EXCLUSIVE: An Interview With Gregg Mayles

EDITOR’S NOTE: This interview was conducted several years ago and is now being published for your convenience.

RareFanDaBase: Where did you get your start in the industry, was it with Rare from the start?

Gregg Mayles: I was lucky enough to join Rare straight from school. I was 18, didn’t have a clue what I wanted to do and saw a games testing job at Rare advertised in the local newspaper. I was a boyhood fan of Ultimate so I applied for the job at Rare, intending it to be a bit of fun for a year while I decided what ‘proper job’ I would like to pursue. Over 18 years later and I’m still thinking about that proper job.

RFDB: Does Rare hire people from the US to work overseas?

GM: We have hired people from the US that came to work at Rare in the UK, but as far as I am aware we haven’t hired individuals to work outside of Rare. Developing games in today’s climate requires an ever increasing degree of communication, and having individuals in different rooms is sometimes problematic – let alone in different countries! Teams of people can work overseas but with individuals it is far more difficult.

RFDB: What type of degree would benefit someone trying to get into the industry?

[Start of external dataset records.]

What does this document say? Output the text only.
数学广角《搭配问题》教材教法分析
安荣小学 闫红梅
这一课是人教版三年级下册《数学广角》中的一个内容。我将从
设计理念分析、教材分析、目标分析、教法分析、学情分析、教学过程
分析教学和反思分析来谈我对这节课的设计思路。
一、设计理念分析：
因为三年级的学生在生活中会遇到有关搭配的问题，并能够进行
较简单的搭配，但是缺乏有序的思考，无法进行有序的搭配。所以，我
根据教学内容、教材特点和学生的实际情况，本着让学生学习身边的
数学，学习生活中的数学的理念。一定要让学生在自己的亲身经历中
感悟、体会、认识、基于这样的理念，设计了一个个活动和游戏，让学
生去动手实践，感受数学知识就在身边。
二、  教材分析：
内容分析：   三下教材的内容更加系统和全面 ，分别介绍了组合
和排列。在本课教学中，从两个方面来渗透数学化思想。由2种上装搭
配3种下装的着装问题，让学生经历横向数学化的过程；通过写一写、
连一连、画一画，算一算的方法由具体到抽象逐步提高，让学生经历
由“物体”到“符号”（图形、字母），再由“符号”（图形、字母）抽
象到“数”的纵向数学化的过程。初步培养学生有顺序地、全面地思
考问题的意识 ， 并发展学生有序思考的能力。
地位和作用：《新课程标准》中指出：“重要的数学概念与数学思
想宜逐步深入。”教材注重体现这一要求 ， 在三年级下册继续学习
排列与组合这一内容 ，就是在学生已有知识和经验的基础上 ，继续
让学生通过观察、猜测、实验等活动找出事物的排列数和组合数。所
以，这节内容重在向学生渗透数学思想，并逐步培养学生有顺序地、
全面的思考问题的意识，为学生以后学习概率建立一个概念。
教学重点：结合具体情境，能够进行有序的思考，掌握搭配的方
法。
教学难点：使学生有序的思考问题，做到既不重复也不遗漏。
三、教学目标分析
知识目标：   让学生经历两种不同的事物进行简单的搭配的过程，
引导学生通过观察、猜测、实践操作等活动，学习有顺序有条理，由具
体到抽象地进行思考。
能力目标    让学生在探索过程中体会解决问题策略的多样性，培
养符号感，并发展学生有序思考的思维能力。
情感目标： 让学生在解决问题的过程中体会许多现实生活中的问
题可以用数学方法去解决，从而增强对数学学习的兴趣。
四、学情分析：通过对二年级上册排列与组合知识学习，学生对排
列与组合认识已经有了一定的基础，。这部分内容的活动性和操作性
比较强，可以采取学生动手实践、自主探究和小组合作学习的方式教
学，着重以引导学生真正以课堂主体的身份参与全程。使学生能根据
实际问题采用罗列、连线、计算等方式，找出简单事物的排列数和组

GM: Although Rare continues to employ who we think are the best candidates irrespective of their education, those that have degrees tend to have them in the job they are applying for, i.e. software engineers have computer or science related degrees, artists have art-related degrees and so on. The designers are probably the most mixed bunch – some have degrees and some do not, and even those that do have degrees are in completely unrelated subjects. For the record, I have no degree and spent my degree years working on games!

RFDB: Do you have to be skilled with programming in order to find work in the industry or are there other opportunities in the same field?

GM: Not sure what you mean. You only need to be skilled in programming if you are applying for a programming job! Most artists, designers and musicians have no idea about software, although most programmers are tone deaf and lousy at drawing!

RFDB: Are game developers ever willing to hear game ideas from average gamers?

GM: Of course, but legalities can get in the way. For example, we could be already working on something that is similar to an idea that someone sends in, then when we release the game the person who sent in the idea could claim we ‘stole’ their idea. Personally I think this is a great shame, as I love hearing ideas from anyone who takes the trouble to send them in. Feedback (good or bad – but preferably good to keep the temperamental designers from getting upset) on our released game is also great.